See the Life Safety Code deficiencies identified with K-Tags on the CMS Form 2567, dated January 20, 2010.
Tag No.: C0295
A. Based on Facility policy and staff interview, it was determined the Facility failed to ensure all blood administration techniques were followed as required. This was evident in 3 ( Pt. #s 14,20,21) of 5 records reviewed with blood administration.
Findings include:
1. Facility policy indicates that when initiating a blood transfusion, page 2, 10.) "assure the patient has an intravenous line and the line should be at least a 20 gauge with no signs of infiltration at the site."

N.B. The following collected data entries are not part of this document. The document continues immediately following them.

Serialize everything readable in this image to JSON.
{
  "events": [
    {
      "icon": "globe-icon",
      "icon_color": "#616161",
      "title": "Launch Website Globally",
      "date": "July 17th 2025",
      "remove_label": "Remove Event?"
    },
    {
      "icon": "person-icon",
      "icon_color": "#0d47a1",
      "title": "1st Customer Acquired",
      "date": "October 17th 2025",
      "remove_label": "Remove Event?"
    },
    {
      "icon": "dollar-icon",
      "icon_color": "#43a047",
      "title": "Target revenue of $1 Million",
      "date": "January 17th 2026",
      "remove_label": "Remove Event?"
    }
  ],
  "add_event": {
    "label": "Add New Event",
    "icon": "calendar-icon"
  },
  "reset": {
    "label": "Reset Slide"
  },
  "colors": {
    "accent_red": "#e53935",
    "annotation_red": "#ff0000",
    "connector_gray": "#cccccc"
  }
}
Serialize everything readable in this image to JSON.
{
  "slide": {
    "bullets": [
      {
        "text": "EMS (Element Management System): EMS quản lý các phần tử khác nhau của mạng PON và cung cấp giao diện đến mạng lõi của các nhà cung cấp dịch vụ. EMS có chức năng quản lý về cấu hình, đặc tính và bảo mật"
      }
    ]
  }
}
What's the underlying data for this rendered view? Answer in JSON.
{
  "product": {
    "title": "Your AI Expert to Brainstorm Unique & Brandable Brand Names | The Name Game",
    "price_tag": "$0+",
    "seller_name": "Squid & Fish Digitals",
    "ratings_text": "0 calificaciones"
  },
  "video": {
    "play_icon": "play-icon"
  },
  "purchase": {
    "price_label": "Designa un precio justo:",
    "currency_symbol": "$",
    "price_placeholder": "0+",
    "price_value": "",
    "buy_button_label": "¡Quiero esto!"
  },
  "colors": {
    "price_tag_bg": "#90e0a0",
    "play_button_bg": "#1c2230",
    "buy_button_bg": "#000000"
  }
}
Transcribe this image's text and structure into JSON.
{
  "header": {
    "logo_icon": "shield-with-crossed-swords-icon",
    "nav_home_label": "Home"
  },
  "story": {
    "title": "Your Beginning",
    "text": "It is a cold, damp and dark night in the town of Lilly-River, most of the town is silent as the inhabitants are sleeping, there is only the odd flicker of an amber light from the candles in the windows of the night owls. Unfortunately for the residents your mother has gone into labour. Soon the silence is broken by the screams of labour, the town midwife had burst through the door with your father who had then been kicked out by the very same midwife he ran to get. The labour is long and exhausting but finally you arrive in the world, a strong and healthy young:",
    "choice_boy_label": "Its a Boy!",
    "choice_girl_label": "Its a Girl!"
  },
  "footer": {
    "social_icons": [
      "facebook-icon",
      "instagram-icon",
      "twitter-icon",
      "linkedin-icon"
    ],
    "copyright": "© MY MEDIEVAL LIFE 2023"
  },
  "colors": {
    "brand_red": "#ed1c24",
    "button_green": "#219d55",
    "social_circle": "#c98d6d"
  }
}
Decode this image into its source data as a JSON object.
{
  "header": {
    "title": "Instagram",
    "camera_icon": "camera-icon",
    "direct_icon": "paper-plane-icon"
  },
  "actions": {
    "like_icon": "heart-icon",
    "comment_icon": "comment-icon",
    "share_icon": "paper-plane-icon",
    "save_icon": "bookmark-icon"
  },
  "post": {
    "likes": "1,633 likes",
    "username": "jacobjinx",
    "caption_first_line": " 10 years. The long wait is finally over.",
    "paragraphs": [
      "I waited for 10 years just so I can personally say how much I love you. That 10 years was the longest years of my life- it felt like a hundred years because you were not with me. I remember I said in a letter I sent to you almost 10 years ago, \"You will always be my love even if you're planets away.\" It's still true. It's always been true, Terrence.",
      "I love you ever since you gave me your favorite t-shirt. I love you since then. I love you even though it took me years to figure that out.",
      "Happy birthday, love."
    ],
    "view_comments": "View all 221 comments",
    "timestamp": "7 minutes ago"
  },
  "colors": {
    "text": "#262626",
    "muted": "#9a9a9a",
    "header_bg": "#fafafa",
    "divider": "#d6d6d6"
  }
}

2. In 3 of 5 clinical records reviewed with blood administration, it was documented that the intravenous sites were started with 22 gauge needles.
3. The above findings were verified with the DON on 01/20/10 at 10:00 am.
Tag No.: C0301
A. Based on a review of the Medical Record Statistics Form, interview with Hospital staff and a written statement of the Hospital's delinquent medical record rate, it was determined that the Hospital failed to ensure all medical records were completed in a prompt manner.
Findings include:
1. The Medical Record Statistics Form was presented on survey date 01/21/10. It indicated that all records must be completed within thirty days post discharge.
2. On 01/21/10 the Medical Records Director presented a written statement indicating that as of this date, there were 14 delinquent medical records.
3. The above findings were verified with the Chief Nursing Officer on 01/21/10 at 10:00 am.